For the solution, I wanted something that was consistent and understandable. I
wanted *all* the state functions to be of type `stateFn`. I wanted to avoid
state variables, either as parameters or as flags on `Lexer`. I wanted to avoid
testing for states. That is, I should never have to ask "which state am I at?".
I should be able to reuse state functions easily.

The solution was to change the `stateFn` type to receive a `nextState`
parameter:

```
// the golang template lexer's version of state functions
type stateFn func(*Lexer) stateFn

// the version of state functions in psh
type stateFn func(*Lexer, stateFn) stateFn
```

This lets me compose states into chains that are easy to read:

```
// lex the end of a brace expansion, and then go to `nextState`
func lexBraceExpansionEnd(lx *Lexer, nextState stateFn) stateFn {
...
// "I will get to nextState, but first we need to lex an operator, then
// some text, then another operator, and then we can go to nextState"
return composeStates(lx, lexOperator, lexText, lexOperator, nextState)
...
}
```

For my string tokenizing problem, I could now say:

```
// lex the contents of a string, then go to `nextState`
func lexDoubleQuotedStringContents(lx *Lexer, nextState stateFn) stateFn {
...
if c == '$' {
// lex the dollar expansion, lex more string contents, then go to nextState
return composeStates(lx, lexDollarExpansion, lexDoubleQuotedStringContents, nextState)
}
...
}
```

### The Parser

The `Parser` is in `ast/parser.go`. It accepts a `Lexer`, consumes all tokens
from the token channel, and returns an `ast.Node`.

Rather than having a single enormous Parser class responsible for everything,
parsing different bits of the syntax tree is delegated to the different
node types.
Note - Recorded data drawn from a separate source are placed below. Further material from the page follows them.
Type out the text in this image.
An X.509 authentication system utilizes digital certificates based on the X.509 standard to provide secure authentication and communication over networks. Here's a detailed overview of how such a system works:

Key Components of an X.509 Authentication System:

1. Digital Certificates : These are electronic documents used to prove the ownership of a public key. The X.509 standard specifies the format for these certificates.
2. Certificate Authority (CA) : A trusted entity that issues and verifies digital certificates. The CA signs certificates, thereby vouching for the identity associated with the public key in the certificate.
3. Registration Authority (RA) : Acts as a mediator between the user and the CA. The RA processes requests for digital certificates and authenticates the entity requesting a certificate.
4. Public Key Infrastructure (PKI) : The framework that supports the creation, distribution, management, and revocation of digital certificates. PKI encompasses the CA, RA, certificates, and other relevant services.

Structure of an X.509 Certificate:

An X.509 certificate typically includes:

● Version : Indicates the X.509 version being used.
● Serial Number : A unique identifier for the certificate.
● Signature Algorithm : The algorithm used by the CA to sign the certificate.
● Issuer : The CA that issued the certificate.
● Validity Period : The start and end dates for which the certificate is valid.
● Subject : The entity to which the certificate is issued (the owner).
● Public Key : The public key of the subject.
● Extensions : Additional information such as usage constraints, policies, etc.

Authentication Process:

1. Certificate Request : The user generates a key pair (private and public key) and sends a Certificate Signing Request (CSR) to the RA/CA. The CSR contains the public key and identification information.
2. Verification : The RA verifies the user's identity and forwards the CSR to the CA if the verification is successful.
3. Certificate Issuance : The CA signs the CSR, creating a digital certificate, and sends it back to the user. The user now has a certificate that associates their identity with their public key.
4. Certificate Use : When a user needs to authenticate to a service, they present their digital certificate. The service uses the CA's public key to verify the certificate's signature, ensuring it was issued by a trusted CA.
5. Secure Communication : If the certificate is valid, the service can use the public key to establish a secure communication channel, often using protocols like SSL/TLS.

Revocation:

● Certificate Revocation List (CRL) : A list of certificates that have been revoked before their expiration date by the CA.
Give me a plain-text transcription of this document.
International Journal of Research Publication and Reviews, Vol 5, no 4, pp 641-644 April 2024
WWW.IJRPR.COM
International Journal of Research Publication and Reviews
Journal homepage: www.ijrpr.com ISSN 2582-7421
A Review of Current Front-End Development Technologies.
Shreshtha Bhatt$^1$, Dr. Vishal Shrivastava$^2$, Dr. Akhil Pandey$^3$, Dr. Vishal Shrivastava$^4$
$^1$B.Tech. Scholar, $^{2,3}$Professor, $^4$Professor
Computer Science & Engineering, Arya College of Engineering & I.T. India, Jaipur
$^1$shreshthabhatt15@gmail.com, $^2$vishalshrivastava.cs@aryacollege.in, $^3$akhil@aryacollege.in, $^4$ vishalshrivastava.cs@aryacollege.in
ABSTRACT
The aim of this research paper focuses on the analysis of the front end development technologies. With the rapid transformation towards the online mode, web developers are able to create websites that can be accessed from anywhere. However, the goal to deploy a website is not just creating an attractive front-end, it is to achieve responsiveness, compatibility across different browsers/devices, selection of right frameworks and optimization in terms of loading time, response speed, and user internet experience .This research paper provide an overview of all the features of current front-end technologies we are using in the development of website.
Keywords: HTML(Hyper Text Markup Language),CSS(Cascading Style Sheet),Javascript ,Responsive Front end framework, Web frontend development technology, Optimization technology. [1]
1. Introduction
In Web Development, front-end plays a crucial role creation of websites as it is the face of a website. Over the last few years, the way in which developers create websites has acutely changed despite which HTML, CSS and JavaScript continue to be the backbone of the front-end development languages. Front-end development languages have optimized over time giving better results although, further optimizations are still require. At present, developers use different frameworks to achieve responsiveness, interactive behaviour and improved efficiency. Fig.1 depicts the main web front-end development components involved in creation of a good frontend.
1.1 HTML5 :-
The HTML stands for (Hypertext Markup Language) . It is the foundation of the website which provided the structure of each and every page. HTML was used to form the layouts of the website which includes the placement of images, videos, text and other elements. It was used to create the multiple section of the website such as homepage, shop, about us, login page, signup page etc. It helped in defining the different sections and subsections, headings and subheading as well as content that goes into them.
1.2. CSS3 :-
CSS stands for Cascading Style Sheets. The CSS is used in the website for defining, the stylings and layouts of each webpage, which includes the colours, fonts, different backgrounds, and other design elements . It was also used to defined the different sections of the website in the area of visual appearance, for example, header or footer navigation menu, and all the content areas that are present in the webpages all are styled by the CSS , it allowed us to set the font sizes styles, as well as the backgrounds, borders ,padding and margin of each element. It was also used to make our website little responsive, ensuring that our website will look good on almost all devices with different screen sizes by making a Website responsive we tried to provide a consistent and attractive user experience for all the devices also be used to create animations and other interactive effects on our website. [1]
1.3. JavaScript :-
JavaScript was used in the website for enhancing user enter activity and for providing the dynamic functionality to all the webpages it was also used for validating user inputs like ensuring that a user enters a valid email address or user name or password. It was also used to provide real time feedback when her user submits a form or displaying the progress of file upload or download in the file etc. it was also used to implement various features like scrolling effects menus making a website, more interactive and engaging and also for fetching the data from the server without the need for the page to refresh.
If a node implements `ast.Parselet`, then it can be used to parse a
portion of the syntax tree.

The incoming tokens retain their line/position information, which we can use
for error messages.

##### Parser: String handling

Strings felt a bit weird. For example, the string `"abd${X}def"` has three
pieces:

- the plain string `"abc"`
- the parameter expansion `${X}`
- the plain string `"def"`

But, a string like this could represent a single command we need to execute, so
we want to be able to treat it as a single entity.
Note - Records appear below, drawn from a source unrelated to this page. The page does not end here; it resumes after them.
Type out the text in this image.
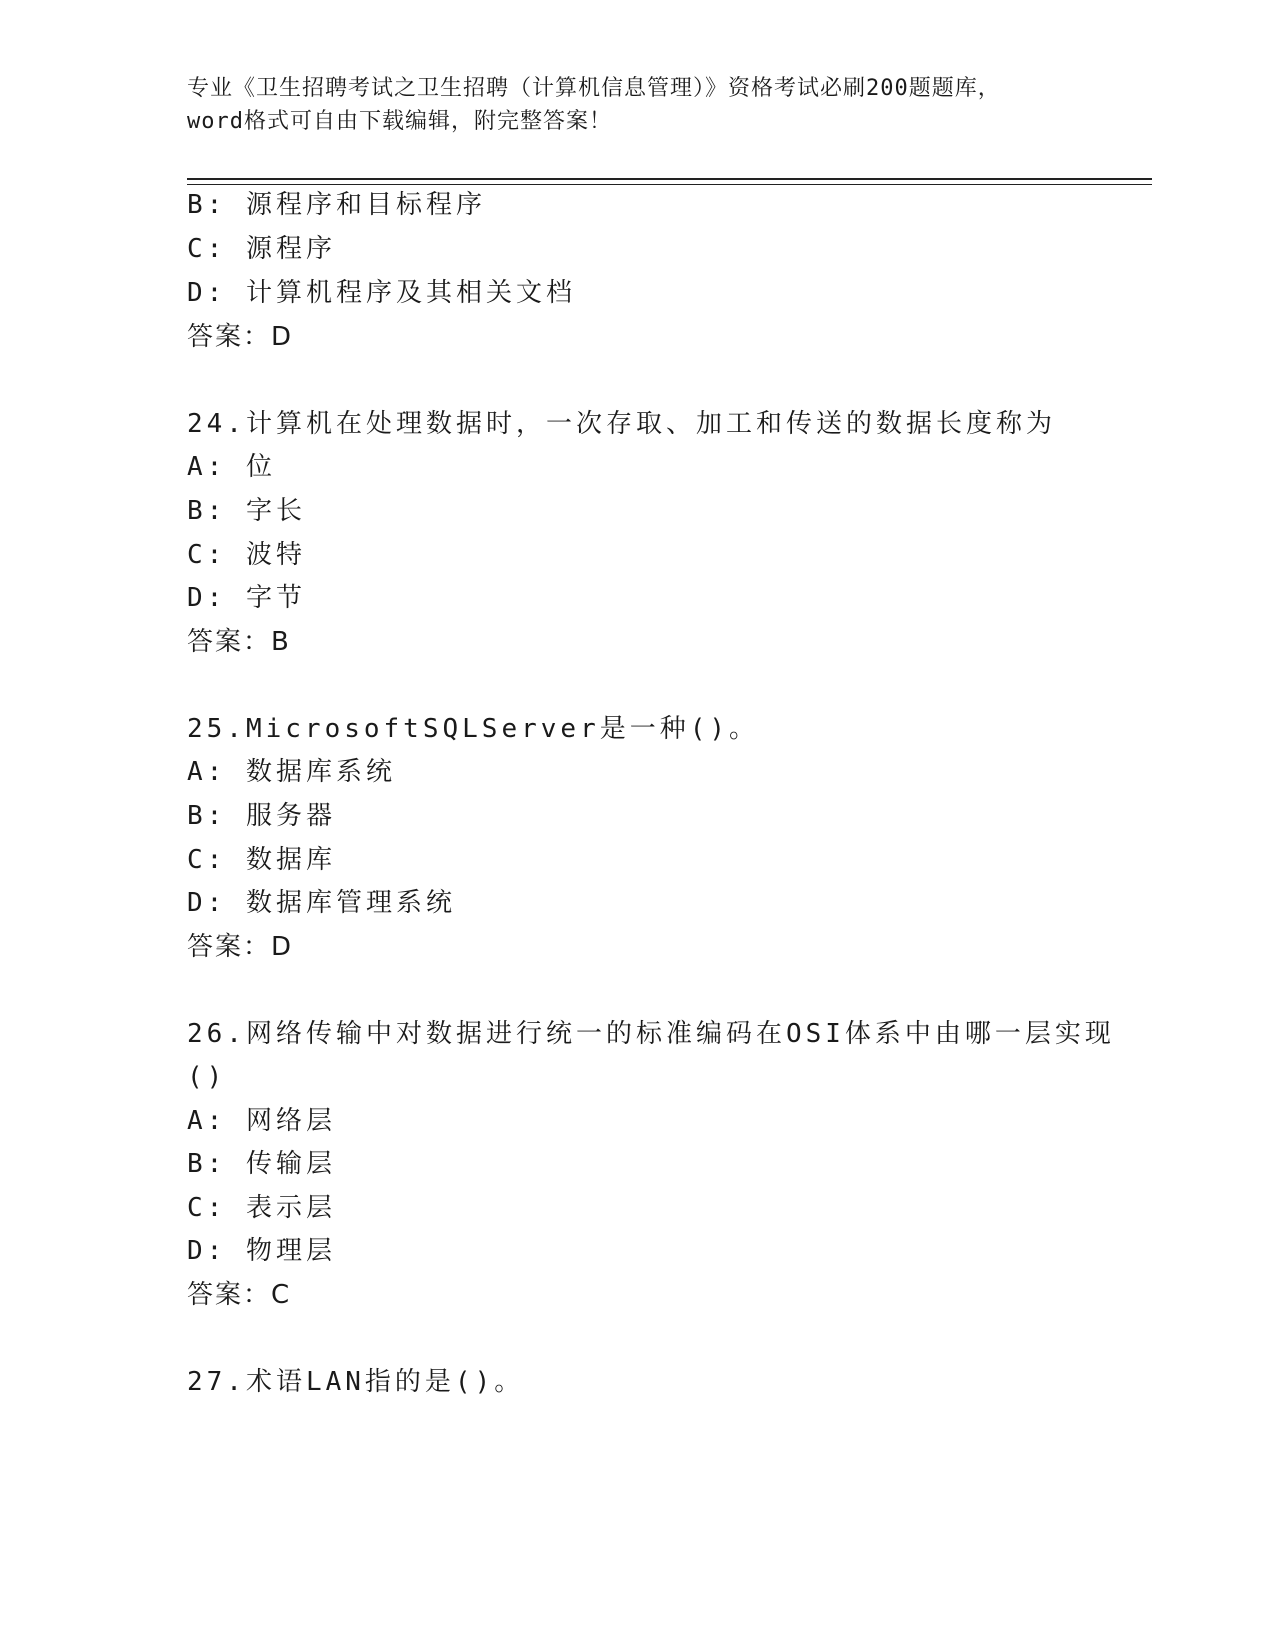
专业《卫生招聘考试之卫生招聘（计算机信息管理）》资格考试必刷200题题库，
word格式可自由下载编辑，附完整答案！
B: 源程序和目标程序
C: 源程序
D: 计算机程序及其相关文档
答案：D
24.计算机在处理数据时，一次存取、加工和传送的数据长度称为
A: 位
B: 字长
C: 波特
D: 字节
答案：B
25.MicrosoftSQLServer是一种()。
A: 数据库系统
B: 服务器
C: 数据库
D: 数据库管理系统
答案：D
26.网络传输中对数据进行统一的标准编码在OSI体系中由哪一层实现
()
A: 网络层
B: 传输层
C: 表示层
D: 物理层
答案：C
27.术语LAN指的是()。
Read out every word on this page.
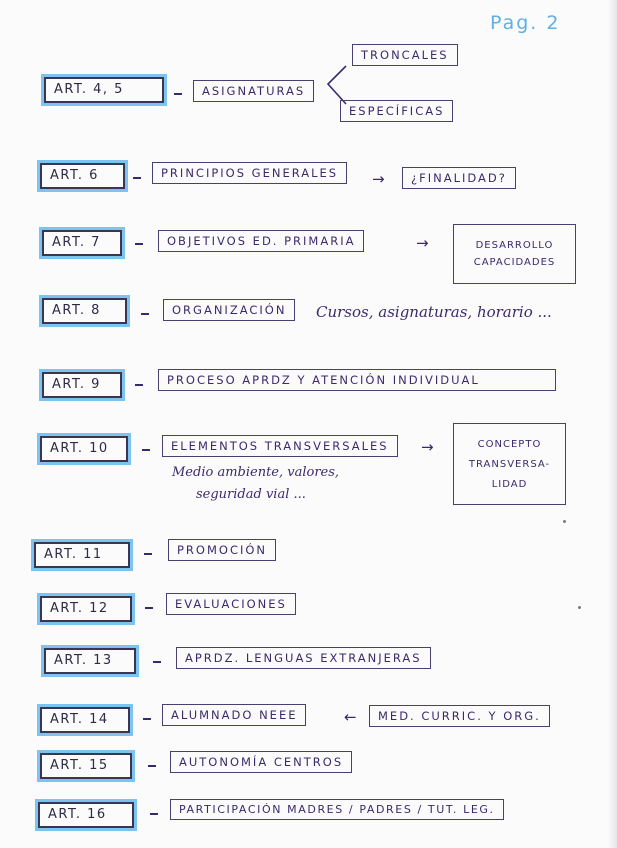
Pag. 2
ART. 4, 5	ASIGNATURAS
TRONCALES
ESPECÍFICAS
ART. 6	PRINCIPIOS GENERALES	→	¿FINALIDAD?
ART. 7	OBJETIVOS ED. PRIMARIA	→	DESARROLLO
CAPACIDADES
ART. 8	ORGANIZACIÓN	Cursos, asignaturas, horario ...
ART. 9	PROCESO APRDZ Y ATENCIÓN INDIVIDUAL
ART. 10	ELEMENTOS TRANSVERSALES	→
Medio ambiente, valores,
seguridad vial ...
CONCEPTO
TRANSVERSA-
LIDAD
ART. 11	PROMOCIÓN
ART. 12	EVALUACIONES
ART. 13	APRDZ. LENGUAS EXTRANJERAS
ART. 14	ALUMNADO NEEE	←	MED. CURRIC. Y ORG.
ART. 15	AUTONOMÍA CENTROS
ART. 16	PARTICIPACIÓN MADRES / PADRES / TUT. LEG.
I ended up with an interface called `ast.StrPiece`. The `ast.Str` type stores a
list of `ast.StrPiece`. This lets me store both plain string and parameter
expansion node types in an `ast.Str` node:

```
&ast.Str{
Pieces: []StrPiece{
&ast.RawStr{"abc"},
&ast.ParameterExpansion{VarName: "X"},
&ast.RawStr{"def"},
},
}
```

This gets passed along to the interpreter which knows how to evaluate and
concatenate the different string pieces into a single string, which we can
then insert into an environment variable or wherever.